On Sun, 2005-02-27 at 18:25 -0700, Ken Johanson wrote:
> >>Uh, yea, this is going to require quite a bit of discussion in the
> >>group, and I am concerned how it will affect other apps using
> >>PostgreSQL. (The mode isn't going to be useful if it breaks plug-in
> >>extensions and stuff.)
> >>
> >>
> >
> >The hard part of this isn't turning off backslash quoting; the code
> >changes to do that would be pretty trivial. The hard part is not
> >breaking vast quantities of existing client code. After our experience
> >with autocommit, no one is going to want to solve it with a GUC variable
> >that can be flipped on and off at random. That would make the
> >compatibility problems that autocommit caused look like a day at the
> >beach :-(
> >
> >I don't actually know a way to solve this that wouldn't impose
> >impossible amounts of pain on our existing users, and I'm afraid that
> >I rank that consideration higher than acquiring new users who won't
> >consider changing their own code.
> >
> >If you can show me a way to provide this behavior without risk of
> >breaking existing code, I'm all ears.
> >
> > regards, tom lane
> >
> >
> I feel somewhat confident (very actually) that a config option that
> disabled the backslash behavior globally(*) would be acceptable, BUT
> leave the current backslash behavior turned on by default so that
> current users are not impacted at all. Only a conscientious decision by
> the db admin to turn it on could cause problems, but _only_ if he/she
> didn't warn all his/her users beforehand of the impending change and its
> consequences (rtm).
>
I'm a little worried about PostgreSQL having the same problems as PHP.
In PHP, every time you want to download an application, you never see
"This application works on php 4+". Instead, you see "This application
works on php4+ with the following config options set <long list>".

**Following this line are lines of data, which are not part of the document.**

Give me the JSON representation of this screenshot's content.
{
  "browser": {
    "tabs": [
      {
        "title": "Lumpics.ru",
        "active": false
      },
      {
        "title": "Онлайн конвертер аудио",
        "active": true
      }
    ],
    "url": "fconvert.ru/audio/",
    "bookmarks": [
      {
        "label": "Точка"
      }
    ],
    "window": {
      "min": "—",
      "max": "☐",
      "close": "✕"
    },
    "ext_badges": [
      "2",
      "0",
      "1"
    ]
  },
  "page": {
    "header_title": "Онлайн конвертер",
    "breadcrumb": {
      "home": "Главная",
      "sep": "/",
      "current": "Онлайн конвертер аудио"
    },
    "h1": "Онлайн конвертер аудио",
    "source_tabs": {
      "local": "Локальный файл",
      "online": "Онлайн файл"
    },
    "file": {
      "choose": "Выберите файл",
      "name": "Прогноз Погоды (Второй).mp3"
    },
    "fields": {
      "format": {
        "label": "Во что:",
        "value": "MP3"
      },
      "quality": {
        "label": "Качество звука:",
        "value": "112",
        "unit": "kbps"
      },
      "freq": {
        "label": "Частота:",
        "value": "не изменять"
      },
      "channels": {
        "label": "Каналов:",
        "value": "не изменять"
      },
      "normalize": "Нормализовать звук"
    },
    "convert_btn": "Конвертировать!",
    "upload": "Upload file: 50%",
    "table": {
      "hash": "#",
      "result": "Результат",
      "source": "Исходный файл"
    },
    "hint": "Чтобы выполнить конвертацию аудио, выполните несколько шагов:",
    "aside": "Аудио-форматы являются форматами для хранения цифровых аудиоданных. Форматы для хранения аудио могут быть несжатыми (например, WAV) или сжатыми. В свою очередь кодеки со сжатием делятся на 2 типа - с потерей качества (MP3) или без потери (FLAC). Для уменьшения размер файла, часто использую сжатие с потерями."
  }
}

Sometimes these applications have conflicting requirements. From an
administrator's standpoint, it's a mess.
In PostgreSQL I think it would actually be much worse. Right now many
applications build a PostgreSQL layer, but will they build two? I think
this would cause a divide in the application support (some for config
option A some for config option B) in the already smaller-than-we'd-like
set of software that supports PostgreSQL.